According to Pargiter this literature is known to have originated from the Western India. To get to these results different aspects have been considered from the text itself. One of the aspects that were considered were the fact about what regions some of the characters were from from the text. For example using the fact that Markandeya was a Bhargava, which gives information about the region Markandeya came from (Pargiter viii-xiii). This then gives the insight on what region is to be considered while giving a place of origin for the Purana. This is not the only aspect that has been considered, another aspect that is considered is the types of plants, birds and animals that are found in the text (Pargiter viii-xiii). This then gives further information on the area where the text originates because they can be specified by certain areas as well. This helps the scholars find an area that is described by the text.

The Markandeya Purana as described before is also said to be different than other texts because of the fact that it is not a bhakti oriented text with less prayers. Another conclusion that can be came upon is the fact that it lies parallel with the Vedas and the Epics because the Markandeya Purana is trying to explain many things from the Epics and the Vedas. An example of this was given while describing the four questions asked by Jaimini. This Purana also puts Vyasa and Markandeya as equals because of the fact that Jaimini, Vyasa’s disciple is seeking answers from the sage Markandeya.

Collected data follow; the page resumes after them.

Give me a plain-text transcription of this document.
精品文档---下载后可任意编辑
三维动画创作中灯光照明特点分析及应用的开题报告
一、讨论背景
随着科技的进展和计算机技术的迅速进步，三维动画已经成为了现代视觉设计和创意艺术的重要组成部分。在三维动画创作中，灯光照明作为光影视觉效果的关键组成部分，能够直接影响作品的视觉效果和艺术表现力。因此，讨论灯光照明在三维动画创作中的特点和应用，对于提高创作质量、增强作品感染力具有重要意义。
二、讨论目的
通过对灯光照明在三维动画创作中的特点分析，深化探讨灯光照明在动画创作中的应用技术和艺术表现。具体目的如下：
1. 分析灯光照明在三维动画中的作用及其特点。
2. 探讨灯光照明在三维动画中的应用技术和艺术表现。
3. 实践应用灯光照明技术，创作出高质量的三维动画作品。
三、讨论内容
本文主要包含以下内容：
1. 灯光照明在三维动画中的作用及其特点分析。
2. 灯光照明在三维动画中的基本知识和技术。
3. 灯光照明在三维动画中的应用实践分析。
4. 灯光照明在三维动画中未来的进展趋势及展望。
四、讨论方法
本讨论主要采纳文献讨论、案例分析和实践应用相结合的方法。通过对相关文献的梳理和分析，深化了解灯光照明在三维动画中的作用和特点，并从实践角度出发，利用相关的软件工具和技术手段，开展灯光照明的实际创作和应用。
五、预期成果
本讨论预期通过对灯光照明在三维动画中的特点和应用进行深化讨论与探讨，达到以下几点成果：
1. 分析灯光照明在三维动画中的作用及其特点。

Dutt, Manmathanath (1896) A Prose English Tanslation of Markandeya Purana. Kolkata: Elysium Press.

Pargiter, Frederick (1904) The Markandeya Purana. Calcutta: Asiatic Society of Bengal.

Rocher, Ludo (1986) The Purana. Virginia: Otto Harrasowitz Verlag.

Rodrigues, Hillary (2016) Hinduism-The Ebook. Toronto: Journal of Buddhist Ethics Online Books, Ltd.

Wilson, Horace (1840) The Vishnu Purana. Santa Cruz: Evinity Publishing Inc.